In his first policy speech to parliament on Tuesday, François Bayrou, a veteran centrist, said there was “a new world disorder, that threatens all equilibrium and all rules of defence. There are a certain number of people who embody this without complex, such as Elon Musk.”
The tech billionaire, a close ally of the US president-elect, Donald Trump, is expected to play an influential role in Washington in the coming four years.
Bayrou cited what he called Trump’s “threats to annex sovereign territories, Greenland, the Panama canal, and even Canada”. He said it was for France to look at this “face on” and show such global powers “who we are”. France must be able to “express our determination”, he said.
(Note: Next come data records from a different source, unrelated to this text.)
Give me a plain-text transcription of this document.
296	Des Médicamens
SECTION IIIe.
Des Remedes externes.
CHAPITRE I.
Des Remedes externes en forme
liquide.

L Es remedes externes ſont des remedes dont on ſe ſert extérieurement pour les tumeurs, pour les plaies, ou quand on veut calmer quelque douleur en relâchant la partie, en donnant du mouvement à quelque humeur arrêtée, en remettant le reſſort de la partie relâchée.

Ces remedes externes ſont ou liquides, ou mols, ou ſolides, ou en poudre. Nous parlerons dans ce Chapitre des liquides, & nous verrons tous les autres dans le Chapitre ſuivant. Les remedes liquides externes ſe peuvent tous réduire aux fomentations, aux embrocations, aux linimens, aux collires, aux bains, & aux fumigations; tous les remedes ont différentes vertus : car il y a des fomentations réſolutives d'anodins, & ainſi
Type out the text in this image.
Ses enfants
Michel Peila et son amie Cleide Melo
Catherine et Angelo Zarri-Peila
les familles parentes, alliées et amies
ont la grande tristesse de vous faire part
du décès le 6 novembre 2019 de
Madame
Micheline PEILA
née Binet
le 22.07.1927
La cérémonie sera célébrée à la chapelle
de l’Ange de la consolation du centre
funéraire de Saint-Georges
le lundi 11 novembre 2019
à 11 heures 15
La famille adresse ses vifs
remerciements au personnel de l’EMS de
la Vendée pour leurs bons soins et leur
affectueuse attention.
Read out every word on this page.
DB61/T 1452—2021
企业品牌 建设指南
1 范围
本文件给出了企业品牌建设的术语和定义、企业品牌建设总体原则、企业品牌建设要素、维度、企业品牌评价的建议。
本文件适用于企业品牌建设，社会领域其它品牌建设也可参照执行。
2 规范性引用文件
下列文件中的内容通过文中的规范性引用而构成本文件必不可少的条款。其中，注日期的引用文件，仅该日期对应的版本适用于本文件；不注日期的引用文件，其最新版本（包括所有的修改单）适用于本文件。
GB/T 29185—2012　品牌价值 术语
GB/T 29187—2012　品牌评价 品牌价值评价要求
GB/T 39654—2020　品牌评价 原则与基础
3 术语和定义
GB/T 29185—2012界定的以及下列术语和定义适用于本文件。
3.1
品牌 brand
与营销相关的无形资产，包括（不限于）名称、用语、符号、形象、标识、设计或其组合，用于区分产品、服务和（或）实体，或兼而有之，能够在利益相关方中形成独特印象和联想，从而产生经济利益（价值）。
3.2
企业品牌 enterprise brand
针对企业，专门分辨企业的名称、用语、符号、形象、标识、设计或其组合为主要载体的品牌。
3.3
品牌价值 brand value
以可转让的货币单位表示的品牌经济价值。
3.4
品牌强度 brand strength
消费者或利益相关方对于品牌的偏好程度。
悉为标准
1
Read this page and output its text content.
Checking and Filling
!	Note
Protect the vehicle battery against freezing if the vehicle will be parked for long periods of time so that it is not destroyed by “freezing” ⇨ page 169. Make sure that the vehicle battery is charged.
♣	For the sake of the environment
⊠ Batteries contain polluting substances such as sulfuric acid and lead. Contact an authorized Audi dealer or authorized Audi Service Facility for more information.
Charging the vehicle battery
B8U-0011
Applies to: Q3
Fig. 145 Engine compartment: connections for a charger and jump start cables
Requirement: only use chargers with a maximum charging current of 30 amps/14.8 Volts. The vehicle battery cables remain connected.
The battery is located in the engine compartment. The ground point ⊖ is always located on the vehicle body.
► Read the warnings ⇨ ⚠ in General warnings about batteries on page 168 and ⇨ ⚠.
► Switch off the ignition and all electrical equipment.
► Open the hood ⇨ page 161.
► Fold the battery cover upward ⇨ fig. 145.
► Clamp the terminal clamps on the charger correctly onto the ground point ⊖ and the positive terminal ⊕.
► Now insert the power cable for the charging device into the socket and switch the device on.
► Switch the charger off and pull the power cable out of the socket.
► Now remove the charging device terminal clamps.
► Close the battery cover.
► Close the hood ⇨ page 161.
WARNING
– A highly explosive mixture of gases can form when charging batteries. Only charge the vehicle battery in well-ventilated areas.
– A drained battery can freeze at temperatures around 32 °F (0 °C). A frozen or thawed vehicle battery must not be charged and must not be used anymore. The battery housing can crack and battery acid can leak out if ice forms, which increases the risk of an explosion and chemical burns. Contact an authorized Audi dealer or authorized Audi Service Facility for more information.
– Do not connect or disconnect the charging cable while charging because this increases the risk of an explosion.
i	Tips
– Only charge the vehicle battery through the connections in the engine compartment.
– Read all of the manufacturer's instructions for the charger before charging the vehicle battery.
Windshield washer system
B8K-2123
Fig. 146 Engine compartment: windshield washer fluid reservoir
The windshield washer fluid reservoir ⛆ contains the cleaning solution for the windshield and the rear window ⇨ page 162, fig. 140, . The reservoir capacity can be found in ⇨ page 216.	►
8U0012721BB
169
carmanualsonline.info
On the domestic front, Bayrou, who became France’s fourth prime minister in a year when he took office a month ago, faces a challenge to get agreement on a long-overdue budget plan for 2025 and resolve bitter disputes over a 2023 pension reform.
Like his predecessor, the rightwing Michel Barnier, who lasted just three months before being brought down in a no-confidence vote, Bayrou lacks a majority in the national assembly. He could face a similar fate if he fails to win at least tacit backing from enough opposition MPs.